ニュース概要
2025年11月13日、読売新聞社主催の「正力松太郎賞」選考委員会が東京都内で開催され、今年の日本プロ野球の発展に最も貢献した人物として、福岡ソフトバンクホークスの小久保裕紀監督が本賞を受賞。一方、特別賞にはロサンゼルス・ドジャースの山本由伸投手(27)が選出されました。このニュースは、山本投手のMLBワールドシリーズ(WS)での圧巻のパフォーマンスが、日本野球界全体に与えた影響を象徴するもので、選考委員長の王貞治氏(ソフトバンク球団会長兼特別チームアドバイザー)から「全会一致」の高評価を得ています。
背景と詳細
正力松太郎賞とは?
- 設立の経緯と意義: 1958年に創設された日本プロ野球の最高栄誉賞の一つで、読売新聞社と日本テレビが制定。初代読売ジャイアンツ監督の正力松太郎氏の功績を称え、その年のプロ野球(主にNPB)を最も発展させた監督、選手、関係者に贈られます。通称「正力賞」。受賞者には金メダルと賞金500万円(特別賞は300万円)が授与され、賞金は両社から提供されます。

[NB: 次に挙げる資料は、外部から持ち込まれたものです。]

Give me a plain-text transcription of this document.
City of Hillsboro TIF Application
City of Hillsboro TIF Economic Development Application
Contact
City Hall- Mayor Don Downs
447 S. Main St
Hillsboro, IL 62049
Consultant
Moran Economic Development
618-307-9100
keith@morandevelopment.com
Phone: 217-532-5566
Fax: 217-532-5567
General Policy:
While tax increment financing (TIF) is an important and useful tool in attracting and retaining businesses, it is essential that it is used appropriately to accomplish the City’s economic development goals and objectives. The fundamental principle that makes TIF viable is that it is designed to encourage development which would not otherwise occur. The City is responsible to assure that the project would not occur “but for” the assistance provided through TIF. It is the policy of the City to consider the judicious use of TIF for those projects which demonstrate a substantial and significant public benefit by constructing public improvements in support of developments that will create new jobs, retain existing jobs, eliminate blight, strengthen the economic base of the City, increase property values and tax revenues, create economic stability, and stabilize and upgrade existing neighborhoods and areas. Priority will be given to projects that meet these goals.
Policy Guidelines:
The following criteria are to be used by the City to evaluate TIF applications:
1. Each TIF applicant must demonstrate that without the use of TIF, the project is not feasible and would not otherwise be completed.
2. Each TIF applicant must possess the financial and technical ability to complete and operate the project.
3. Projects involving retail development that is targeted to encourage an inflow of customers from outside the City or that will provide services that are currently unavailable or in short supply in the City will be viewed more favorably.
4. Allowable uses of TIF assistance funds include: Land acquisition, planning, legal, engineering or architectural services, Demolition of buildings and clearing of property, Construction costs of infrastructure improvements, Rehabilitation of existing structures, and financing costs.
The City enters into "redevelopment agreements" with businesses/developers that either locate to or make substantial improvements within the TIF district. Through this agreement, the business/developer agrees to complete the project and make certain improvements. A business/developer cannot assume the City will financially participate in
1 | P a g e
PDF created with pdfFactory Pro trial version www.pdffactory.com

- 選考プロセス: 日本プロ野球コミッショナーから委託された選考委員会(委員5名、2025年現在)が、シーズン終了後に審議。対象は主にセ・リーグ・パ・リーグの競技者ですが、特別賞は海外(MLB)で活躍する日本人選手の功績を認め、例外的に適用されます。例えば、大谷翔平選手は2023年と2024年に特別賞を2年連続で受賞しています。
- 過去の受賞者例: 監督では落合博満氏(中日、複数回)、選手ではイチロー氏(マリナーズ時代に特別賞)などが名を連ね、日本球界の「レジェンド」を象徴する賞です。
山本由伸投手の活躍
山本投手は2024年オフにオリックス・バファローズからドジャースへポスティング移籍(総額約2,750万ドル、約42億円)。日本時代からエースとして君臨し、NPBで最多勝・最優秀防御率などのタイトルを総なめにした投手です。2025年MLBシーズンでは、開幕から安定した投球を披露し、ポストシーズンでさらに輝きました。

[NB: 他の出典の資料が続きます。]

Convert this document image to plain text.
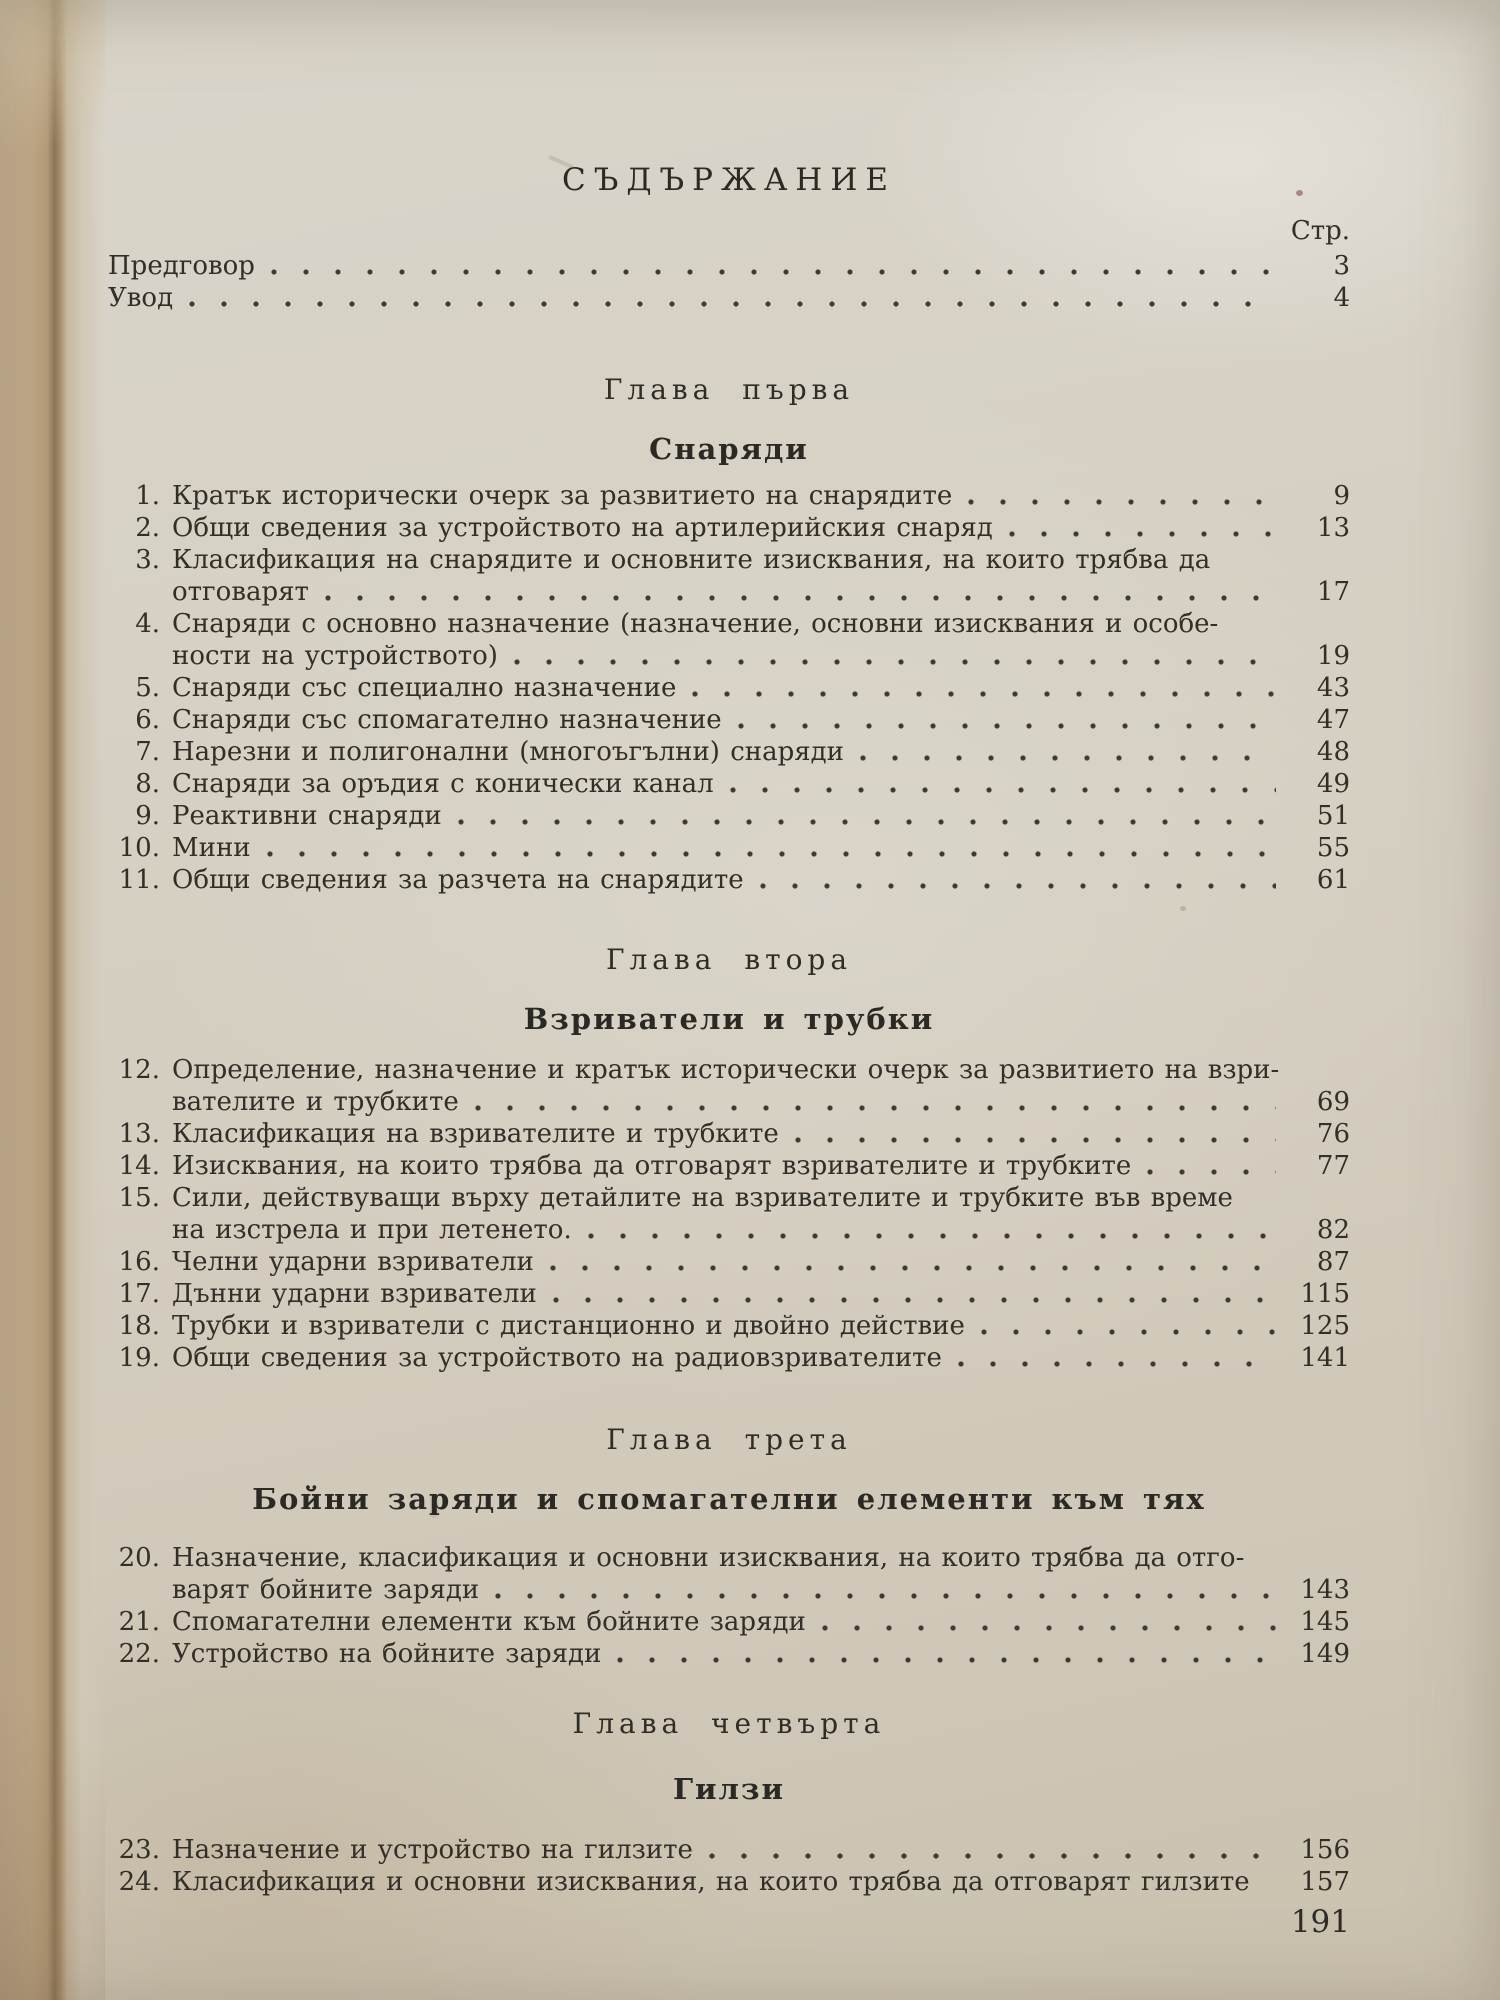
СЪДЪРЖАНИЕ
Стр.
Предговор	3
Увод	4
Глава първа
Снаряди
1. Кратък исторически очерк за развитието на снарядите	9
2. Общи сведения за устройството на артилерийския снаряд	13
3. Класификация на снарядите и основните изисквания, на които трябва да
отговарят	17
4. Снаряди с основно назначение (назначение, основни изисквания и особе-
ности на устройството)	19
5. Снаряди със специално назначение	43
6. Снаряди със спомагателно назначение	47
7. Нарезни и полигонални (многоъгълни) снаряди	48
8. Снаряди за оръдия с конически канал	49
9. Реактивни снаряди	51
10. Мини	55
11. Общи сведения за разчета на снарядите	61
Глава втора
Взриватели и трубки
12. Определение, назначение и кратък исторически очерк за развитието на взри-
вателите и трубките	69
13. Класификация на взривателите и трубките	76
14. Изисквания, на които трябва да отговарят взривателите и трубките	77
15. Сили, действуващи върху детайлите на взривателите и трубките във време
на изстрела и при летенето.	82
16. Челни ударни взриватели	87
17. Дънни ударни взриватели	115
18. Трубки и взриватели с дистанционно и двойно действие	125
19. Общи сведения за устройството на радиовзривателите	141
Глава трета
Бойни заряди и спомагателни елементи към тях
20. Назначение, класификация и основни изисквания, на които трябва да отго-
варят бойните заряди	143
21. Спомагателни елементи към бойните заряди	145
22. Устройство на бойните заряди	149
Глава четвърта
Гилзи
23. Назначение и устройство на гилзите	156
24. Класификация и основни изисквания, на които трябва да отговарят гилзите	157
191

- ワールドシリーズのハイライト: ドジャースを球団史上初の2連覇に導く立役者。WSで3勝を挙げ、シリーズ最優秀選手(MVP)に選出。日本人選手として史上2人目(1人目はダルビッシュ有投手)の快挙です。魂の連投(短い間隔での登板)でチームを救い、防御率0.00、奪三振率も抜群でした。これにより、ドジャースはヤンキースを破り、チャンピオンシップを制覇。

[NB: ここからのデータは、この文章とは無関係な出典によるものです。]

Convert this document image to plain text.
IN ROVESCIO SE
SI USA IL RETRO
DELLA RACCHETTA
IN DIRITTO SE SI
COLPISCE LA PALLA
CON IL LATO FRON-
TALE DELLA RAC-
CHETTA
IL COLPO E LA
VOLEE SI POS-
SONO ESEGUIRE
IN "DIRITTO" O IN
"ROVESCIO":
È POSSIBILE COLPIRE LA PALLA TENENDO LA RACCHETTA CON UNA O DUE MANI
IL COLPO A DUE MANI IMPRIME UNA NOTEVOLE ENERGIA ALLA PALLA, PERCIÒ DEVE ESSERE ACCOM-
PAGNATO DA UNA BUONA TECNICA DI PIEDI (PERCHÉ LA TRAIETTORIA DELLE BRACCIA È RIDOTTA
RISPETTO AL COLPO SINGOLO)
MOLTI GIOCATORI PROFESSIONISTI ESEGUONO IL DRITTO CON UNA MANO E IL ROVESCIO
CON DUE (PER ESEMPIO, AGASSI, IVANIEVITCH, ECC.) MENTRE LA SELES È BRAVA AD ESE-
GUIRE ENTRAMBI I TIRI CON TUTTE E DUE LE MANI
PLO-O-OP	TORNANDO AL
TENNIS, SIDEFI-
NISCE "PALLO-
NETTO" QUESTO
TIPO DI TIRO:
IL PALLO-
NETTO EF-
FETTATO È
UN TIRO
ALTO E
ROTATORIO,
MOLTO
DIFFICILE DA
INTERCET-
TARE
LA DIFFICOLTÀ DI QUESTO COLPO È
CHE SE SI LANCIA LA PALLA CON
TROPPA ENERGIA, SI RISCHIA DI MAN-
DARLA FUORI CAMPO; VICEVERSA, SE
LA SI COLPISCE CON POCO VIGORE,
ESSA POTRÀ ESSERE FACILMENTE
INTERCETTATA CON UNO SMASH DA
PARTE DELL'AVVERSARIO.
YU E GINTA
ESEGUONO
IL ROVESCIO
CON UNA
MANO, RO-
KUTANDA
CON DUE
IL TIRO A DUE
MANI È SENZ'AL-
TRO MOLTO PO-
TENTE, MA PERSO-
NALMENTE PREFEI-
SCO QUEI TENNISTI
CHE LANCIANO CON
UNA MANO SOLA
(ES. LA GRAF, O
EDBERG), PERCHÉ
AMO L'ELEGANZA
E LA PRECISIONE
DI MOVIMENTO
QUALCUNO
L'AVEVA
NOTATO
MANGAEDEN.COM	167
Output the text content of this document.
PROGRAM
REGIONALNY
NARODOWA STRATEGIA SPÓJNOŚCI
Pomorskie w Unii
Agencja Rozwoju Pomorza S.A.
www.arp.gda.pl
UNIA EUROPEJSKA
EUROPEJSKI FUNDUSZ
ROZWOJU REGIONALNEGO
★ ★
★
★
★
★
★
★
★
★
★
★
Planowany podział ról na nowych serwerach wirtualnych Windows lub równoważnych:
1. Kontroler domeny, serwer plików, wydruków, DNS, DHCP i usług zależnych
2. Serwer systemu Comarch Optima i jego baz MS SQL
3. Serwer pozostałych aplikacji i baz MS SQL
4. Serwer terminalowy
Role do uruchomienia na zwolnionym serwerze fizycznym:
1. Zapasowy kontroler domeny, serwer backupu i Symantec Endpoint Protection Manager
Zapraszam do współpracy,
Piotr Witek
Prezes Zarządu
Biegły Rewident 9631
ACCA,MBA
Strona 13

- 日本野球界への影響: MLBで日本人投手がWSでMVPを取るのは極めて稀。山本投手のパフォーマンスは、NPBの投手育成の成果を世界に示し、若手選手のモチベーション向上や、海外移籍の価値を高めました。サイ・ヤング賞(最優秀投手賞)受賞は逃しましたが、WSでの貢献が正力賞選考で最大の評価点となりました。
王貞治氏のコメントのポイント
選考委員会で王氏が述べた「全会一致。日本野球ここにありを見せてくれた」は、この受賞の核心を突いています。
- 「全会一致」: 5人の委員全員が山本投手を特別賞に推す異例の満場一致。元々、大谷選手の3連覇が有力視されていましたが、山本投手のWS活躍がそれを上回りました。王氏は「今年も大谷君にあげたいと思うくらいの成績で、文句はないんですが、山本君の活躍は別格」と評し、2人の日本人エースがMLBトップレベルで競う「日本野球の誇り」を強調。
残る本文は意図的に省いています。